Broad conservation of PSC-CTR in metazoans and identification of plant EMF1 as a PSC-CTR-like protein. (A) PSC-CTR activity is superimposed upon an established metazoan phylogeny (–36). Taxa with repressive PSC-CTRs are colored black, while taxa that lack repressive PSC-CTRs are colored red. PSC-CTR activity in bolded taxa was experimentally tested, while activity in nonbolded taxa was predicted from their maximum contiguous negative charge, intrinsic disorder, and amino acid composition. Yellow asterisks denote taxa that possess the PSC-like protein EMF. Data from M. musculus and D. rerio PSC-CTRs were obtained from (43). Note that the A. coerulea genome was queried for repressive PSC-CTRs, but subsequent affinity purification and biochemical analysis was performed on EMF1 from Aquilegia vulgaris (a very closely related species to A. coerulea). (B) Coomassie-strained gel of A. thaliana EMF1 and A. vulgaris EMF1 purified from Baculovirus-infected Sf9 cells.
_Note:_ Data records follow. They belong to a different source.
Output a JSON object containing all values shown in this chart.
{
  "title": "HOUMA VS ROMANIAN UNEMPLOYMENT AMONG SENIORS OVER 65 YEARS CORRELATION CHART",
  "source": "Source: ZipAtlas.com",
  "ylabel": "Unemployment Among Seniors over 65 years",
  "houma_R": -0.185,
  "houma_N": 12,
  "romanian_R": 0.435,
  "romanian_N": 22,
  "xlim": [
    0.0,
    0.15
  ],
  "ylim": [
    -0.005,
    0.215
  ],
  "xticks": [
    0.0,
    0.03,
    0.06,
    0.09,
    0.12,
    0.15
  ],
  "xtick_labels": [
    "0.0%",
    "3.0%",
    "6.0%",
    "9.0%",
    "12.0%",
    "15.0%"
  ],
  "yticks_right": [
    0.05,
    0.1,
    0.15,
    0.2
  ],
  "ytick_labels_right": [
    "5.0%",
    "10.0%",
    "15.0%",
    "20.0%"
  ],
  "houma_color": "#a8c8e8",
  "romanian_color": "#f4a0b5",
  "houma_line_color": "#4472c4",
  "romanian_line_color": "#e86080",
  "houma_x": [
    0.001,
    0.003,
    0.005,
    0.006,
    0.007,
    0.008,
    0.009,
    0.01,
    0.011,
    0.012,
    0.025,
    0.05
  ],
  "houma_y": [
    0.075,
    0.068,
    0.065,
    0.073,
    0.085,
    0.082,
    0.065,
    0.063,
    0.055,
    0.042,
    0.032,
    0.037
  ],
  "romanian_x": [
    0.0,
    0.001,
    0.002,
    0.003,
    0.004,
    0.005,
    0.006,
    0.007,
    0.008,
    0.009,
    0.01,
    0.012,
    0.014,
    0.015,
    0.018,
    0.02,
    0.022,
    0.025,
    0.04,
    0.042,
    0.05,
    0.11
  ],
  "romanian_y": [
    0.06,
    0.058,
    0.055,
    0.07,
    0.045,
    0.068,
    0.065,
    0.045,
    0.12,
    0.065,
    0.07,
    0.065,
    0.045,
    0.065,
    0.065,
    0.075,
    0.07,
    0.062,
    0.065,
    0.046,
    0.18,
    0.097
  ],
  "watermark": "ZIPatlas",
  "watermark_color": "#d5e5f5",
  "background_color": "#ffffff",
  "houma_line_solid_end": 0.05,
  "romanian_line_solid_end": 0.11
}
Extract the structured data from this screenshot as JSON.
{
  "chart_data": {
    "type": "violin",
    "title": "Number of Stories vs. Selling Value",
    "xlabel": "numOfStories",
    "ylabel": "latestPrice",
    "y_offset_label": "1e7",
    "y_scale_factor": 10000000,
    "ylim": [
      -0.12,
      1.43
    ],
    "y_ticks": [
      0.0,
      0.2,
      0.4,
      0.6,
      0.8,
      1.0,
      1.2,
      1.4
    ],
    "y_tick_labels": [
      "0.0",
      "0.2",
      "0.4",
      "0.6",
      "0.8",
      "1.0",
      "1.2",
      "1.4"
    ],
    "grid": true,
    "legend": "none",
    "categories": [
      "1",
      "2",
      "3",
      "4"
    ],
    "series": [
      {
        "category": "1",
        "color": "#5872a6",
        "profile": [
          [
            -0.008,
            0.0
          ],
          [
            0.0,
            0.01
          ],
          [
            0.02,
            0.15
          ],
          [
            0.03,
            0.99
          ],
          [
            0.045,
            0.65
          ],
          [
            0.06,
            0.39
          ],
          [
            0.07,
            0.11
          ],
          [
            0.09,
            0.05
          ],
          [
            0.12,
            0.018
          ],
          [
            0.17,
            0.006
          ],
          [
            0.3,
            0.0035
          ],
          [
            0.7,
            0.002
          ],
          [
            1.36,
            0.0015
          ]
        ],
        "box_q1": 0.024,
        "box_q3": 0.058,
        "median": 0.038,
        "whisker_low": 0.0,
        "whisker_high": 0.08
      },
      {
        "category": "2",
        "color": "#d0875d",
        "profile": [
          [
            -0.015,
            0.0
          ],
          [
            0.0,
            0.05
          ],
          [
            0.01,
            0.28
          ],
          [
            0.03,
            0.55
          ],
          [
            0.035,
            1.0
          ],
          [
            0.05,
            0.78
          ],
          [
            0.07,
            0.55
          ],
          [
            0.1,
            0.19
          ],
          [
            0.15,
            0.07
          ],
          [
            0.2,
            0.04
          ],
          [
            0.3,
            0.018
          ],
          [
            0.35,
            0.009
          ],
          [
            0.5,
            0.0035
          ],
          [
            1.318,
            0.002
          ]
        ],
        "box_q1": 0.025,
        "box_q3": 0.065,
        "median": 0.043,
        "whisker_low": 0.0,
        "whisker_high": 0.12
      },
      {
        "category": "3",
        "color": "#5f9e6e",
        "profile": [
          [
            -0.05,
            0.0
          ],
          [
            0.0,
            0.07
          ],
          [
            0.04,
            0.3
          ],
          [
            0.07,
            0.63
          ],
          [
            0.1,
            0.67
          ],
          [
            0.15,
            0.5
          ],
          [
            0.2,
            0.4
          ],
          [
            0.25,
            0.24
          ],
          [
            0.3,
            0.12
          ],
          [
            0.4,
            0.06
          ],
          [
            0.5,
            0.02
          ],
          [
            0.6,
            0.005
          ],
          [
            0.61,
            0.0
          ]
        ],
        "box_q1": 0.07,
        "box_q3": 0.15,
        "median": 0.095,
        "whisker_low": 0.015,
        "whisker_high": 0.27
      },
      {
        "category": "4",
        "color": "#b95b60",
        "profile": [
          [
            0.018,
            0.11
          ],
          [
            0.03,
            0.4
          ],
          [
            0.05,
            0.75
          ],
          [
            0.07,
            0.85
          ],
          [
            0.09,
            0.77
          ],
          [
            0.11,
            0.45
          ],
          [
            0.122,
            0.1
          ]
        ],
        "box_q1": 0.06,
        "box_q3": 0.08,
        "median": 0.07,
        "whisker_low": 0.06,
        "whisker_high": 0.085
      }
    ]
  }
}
The asterisk denotes a an approximately 70 kDa band, likely to be HSC70. The closed bracket denotes approximately 55 kDa bands, likely to be β-tubulin. (C) Box and whisker plot depicting maximum contiguous negative charge of PSC-CTRs, relative to EMF1 proteins (yellow asterisks).

Fig. P1.

Conserved charge properties determine chromatin modifying activity of a disordered domain in Polycomb proteins. (A) The C-terminal region of Drosophila melanogaster Polycomb protein PSC (PSC-CTR) modifies chromatin structure to inhibit chromatin remodeling. (B) The PSC-CTR is highly charged and disordered; metazoan PSC homologues and a Polycomb protein in plants have similar properties (high overall charge and intrinsic disorder) but not sequence.